Insomma, per gli autori del rapporto la criticità reale non consiste nella scarsità assoluta di medici rispetto alle necessità, ma piuttosto nella perdita di attrattività relativa del Servizio sanitario rispetto alle opportunità libero professionali, peraltro poi richieste proprio dalle strutture della sanità pubblica.

La soluzione

Piuttosto che ricorrere a medici provenienti da Paesi lontani e spesso molto diversi dal nostro, sarebbe opportuno promuovere investimenti adeguati per restituire attrattività al lavoro nel Servizio sanitario: così, del resto, la pensa l’85% degli italiani. L’84,5% degli italiani è convinto che avere troppi medici con contratti temporanei, intermittenti indebolisce la sanità: opinione condivisa da maggioranze trasversali a gruppi sociali e macroaree territoriali. L’87,2% reputa prioritario migliorarne le condizioni di lavoro, perché sono la risorsa più importante della sanità.

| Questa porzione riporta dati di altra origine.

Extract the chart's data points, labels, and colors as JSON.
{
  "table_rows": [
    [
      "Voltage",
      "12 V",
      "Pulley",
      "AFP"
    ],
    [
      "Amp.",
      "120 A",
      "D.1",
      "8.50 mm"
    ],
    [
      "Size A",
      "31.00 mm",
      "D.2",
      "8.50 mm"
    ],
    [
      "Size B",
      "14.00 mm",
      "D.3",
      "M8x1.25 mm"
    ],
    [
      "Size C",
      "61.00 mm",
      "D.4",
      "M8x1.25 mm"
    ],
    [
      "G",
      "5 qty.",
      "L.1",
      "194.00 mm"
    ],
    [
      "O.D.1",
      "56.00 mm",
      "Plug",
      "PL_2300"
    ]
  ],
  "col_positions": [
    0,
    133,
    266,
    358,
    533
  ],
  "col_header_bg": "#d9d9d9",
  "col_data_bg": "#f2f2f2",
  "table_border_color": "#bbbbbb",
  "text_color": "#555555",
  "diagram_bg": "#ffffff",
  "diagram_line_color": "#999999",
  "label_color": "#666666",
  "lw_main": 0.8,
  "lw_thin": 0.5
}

Allo stesso modo, il 92,5% degli intervistati indica come urgenza suprema procedere all’assunzione di medici e infermieri nel Servizio sanitario nazionale. Mentre l’84,5% è convinto che avere troppi medici con contratti temporanei indebolisce la sanità. Per l’87,2% è quindi prioritario migliorare le condizioni di lavoro e le retribuzioni dei medici, proprio perché li considerano la risorsa più importante della sanità.

Il Rapporto Fnomceo-Censis ricorda inoltre che quasi il 92% degli italiani considera la sanità per tutti quale motivo di orgoglio per il Paese e distintività a livello internazionale. Anche per questo, l’83,6% dichiara esplicitamente che, dopo Covid, si aspettava molte più risorse e un impegno più intenso per potenziare la sanità.

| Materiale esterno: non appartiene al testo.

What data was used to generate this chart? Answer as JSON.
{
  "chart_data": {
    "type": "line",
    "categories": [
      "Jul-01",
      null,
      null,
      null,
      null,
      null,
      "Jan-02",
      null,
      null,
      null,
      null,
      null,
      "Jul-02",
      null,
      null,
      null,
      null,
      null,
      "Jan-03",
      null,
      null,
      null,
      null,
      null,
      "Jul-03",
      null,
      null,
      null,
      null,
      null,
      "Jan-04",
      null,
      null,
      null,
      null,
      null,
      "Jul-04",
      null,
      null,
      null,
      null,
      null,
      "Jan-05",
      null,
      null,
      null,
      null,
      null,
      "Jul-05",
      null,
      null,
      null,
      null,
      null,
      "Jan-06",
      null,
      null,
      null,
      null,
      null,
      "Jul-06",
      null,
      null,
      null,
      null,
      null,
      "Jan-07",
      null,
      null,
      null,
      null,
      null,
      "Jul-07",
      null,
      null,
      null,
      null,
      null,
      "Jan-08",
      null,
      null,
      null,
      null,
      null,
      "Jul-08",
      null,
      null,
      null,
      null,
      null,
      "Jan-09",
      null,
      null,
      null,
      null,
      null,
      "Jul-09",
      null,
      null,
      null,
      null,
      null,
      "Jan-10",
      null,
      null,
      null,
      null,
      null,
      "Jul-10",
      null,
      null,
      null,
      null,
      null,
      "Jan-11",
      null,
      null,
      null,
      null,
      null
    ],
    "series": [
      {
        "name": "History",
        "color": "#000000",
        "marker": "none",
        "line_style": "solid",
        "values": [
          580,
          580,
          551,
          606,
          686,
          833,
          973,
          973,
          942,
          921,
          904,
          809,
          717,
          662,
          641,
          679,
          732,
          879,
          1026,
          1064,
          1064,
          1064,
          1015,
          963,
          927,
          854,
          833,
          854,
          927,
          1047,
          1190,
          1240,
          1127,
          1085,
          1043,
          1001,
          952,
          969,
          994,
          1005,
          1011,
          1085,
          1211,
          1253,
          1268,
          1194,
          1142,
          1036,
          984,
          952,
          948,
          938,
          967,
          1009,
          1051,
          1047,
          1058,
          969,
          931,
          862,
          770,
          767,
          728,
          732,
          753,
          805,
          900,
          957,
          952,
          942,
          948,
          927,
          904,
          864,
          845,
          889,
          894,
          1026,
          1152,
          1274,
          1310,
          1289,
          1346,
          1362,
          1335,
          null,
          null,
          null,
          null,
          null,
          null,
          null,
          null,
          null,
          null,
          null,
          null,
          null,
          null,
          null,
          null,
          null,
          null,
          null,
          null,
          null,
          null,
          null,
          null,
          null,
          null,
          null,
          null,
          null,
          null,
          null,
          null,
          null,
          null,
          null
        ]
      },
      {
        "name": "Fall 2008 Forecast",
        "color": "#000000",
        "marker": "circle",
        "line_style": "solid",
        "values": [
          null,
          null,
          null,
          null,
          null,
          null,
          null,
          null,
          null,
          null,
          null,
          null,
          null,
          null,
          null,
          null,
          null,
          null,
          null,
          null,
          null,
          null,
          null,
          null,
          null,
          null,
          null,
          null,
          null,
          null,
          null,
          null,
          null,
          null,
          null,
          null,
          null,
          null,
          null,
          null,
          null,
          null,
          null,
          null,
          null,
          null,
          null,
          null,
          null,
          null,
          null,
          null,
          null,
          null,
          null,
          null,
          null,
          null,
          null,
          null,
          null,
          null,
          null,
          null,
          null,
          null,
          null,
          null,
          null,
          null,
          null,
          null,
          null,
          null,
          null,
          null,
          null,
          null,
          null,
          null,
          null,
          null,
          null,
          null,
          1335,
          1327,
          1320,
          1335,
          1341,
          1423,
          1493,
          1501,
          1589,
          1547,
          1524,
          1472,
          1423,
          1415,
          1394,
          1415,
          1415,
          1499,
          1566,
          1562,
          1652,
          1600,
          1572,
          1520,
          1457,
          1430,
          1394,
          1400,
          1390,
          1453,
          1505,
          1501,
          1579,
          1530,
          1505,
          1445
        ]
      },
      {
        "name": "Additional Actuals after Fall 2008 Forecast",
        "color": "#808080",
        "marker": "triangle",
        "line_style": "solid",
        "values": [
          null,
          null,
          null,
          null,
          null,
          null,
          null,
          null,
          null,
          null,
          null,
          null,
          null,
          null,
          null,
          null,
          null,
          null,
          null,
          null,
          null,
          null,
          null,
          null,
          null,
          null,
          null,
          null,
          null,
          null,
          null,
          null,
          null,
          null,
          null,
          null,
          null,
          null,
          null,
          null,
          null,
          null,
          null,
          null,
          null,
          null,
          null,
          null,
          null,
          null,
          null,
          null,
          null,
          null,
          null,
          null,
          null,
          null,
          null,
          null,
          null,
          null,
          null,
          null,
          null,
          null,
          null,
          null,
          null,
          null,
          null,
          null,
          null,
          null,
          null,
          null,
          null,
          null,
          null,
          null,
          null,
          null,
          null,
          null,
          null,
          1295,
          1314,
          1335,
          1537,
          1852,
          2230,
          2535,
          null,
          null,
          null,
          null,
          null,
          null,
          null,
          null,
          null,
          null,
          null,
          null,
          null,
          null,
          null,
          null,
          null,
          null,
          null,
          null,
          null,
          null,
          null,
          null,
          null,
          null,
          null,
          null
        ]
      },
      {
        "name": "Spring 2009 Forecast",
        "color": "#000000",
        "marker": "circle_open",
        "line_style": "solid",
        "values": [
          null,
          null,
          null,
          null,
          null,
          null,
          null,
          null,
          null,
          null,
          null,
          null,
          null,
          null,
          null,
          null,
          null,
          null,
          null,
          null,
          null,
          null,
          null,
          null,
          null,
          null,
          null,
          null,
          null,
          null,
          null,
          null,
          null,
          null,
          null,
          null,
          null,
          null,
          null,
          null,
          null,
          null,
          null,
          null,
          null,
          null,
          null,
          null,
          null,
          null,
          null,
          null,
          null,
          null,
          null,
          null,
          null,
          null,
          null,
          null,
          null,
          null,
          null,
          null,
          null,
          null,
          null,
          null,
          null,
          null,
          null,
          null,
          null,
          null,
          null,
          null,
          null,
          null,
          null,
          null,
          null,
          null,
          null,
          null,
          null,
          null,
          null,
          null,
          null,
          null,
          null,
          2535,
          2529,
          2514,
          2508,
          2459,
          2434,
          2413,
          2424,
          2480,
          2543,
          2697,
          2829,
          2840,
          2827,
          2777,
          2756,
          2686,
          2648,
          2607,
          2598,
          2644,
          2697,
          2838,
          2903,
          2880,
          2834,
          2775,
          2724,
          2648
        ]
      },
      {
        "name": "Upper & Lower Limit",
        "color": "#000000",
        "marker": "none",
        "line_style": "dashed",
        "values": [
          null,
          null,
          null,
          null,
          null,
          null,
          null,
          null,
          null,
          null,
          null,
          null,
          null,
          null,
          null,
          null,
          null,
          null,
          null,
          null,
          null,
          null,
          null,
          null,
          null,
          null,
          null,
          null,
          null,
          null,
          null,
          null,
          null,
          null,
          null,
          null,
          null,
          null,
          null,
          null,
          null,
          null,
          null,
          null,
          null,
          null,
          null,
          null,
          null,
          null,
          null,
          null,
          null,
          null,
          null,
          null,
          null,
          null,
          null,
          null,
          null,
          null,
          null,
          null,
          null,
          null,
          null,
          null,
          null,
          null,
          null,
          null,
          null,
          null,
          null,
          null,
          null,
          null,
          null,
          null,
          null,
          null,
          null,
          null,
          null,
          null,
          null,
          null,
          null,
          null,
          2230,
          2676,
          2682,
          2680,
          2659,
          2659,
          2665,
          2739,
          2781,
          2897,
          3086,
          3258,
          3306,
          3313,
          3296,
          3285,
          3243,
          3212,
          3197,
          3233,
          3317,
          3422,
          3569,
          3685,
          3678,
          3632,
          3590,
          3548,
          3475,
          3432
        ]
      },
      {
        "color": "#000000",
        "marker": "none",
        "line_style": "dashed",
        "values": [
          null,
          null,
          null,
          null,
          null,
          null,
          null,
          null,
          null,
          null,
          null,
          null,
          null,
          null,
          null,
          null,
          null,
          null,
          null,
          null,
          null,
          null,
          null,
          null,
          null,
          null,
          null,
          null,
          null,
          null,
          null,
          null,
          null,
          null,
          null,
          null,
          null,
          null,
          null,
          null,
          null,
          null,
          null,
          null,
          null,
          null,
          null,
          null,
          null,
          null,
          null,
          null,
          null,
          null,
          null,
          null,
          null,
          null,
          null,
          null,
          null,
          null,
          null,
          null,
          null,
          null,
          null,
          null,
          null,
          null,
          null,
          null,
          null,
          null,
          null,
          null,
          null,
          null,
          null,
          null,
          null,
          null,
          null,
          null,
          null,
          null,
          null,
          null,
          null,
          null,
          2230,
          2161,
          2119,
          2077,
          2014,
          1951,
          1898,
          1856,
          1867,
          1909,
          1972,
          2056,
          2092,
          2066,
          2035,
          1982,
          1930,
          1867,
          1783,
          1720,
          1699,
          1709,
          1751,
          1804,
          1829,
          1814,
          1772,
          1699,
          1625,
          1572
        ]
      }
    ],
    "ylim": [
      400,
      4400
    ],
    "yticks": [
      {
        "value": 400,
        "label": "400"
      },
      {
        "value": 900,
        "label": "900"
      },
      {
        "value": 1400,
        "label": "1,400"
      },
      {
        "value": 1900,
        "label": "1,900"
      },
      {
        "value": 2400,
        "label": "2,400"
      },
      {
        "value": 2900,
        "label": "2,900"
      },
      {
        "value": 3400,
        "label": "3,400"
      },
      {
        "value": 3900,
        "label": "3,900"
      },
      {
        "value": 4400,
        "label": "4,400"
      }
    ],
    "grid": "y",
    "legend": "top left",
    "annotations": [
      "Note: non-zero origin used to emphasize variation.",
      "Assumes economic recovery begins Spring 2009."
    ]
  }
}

“Non ci sarà una sanità efficiente e per tutti – ha avvertito Francesco Maietta, Responsabile Area Consumi, Mercati e Welfare del Censis – se non saranno create le condizioni per un’espansione del numero di medici convinti che val la pena lavorare in modo permanente nel Servizio sanitario. Ogni altro obiettivo, a cominciare da quello socialmente decisivo del taglio della lunghezza delle liste di attesa, è subordinato a quello di rendere il Servizio sanitario un contesto particolarmente attraente per i nostri medici, a cominciare dai giovani”.

La testimonianza dei medici Anaao

“Il sovraffollamento delle strutture ospedaliere e la crescente difficoltà di accesso alle cure da parte dei cittadini è un problema molto più uniforme sul territorio italiano di quanto si possa pensare perchè colpisce il Sud quanto il Nord”, commenta il segretario nazionale Anaao Assomed, Pierino Di Silverio.

“In questo scenario di crisi profonda del Ssn rientra a pieno titolo la fuga dei medici. Che non è solo e non è più un problema di numeri (i 50.000 specializzandi parcheggiati nelle università, ad esempio, rappresentano una anomalia tutta italiana con un teaching hospital che stenta ancora a decollare). È anche – aggiunge Di Silverio – un problema di condizioni di lavoro. Stipendi al palo e con irrisori aumenti ben al di sotto del tasso inflattivo e dell’indice Ipca, carriere ridotte al lumicino e destinate a pochi ‘eletti’, orari di lavoro massacranti, contenzioso medico-legale e assenza di sicurezza nei luoghi di cura, aggressioni fisiche e verbali in costante aumento rappresentano deterrenti al lavoro medico soprattutto nella dipendenza, negli ospedali e nelle Asl”. Per il segretario Anaao è il momento “di un grande patto sociale tra cittadinanza, istituzioni e professionisti per recuperare la mission della nostra professione. Se crolla il Ssn, crolla lo stato sociale”.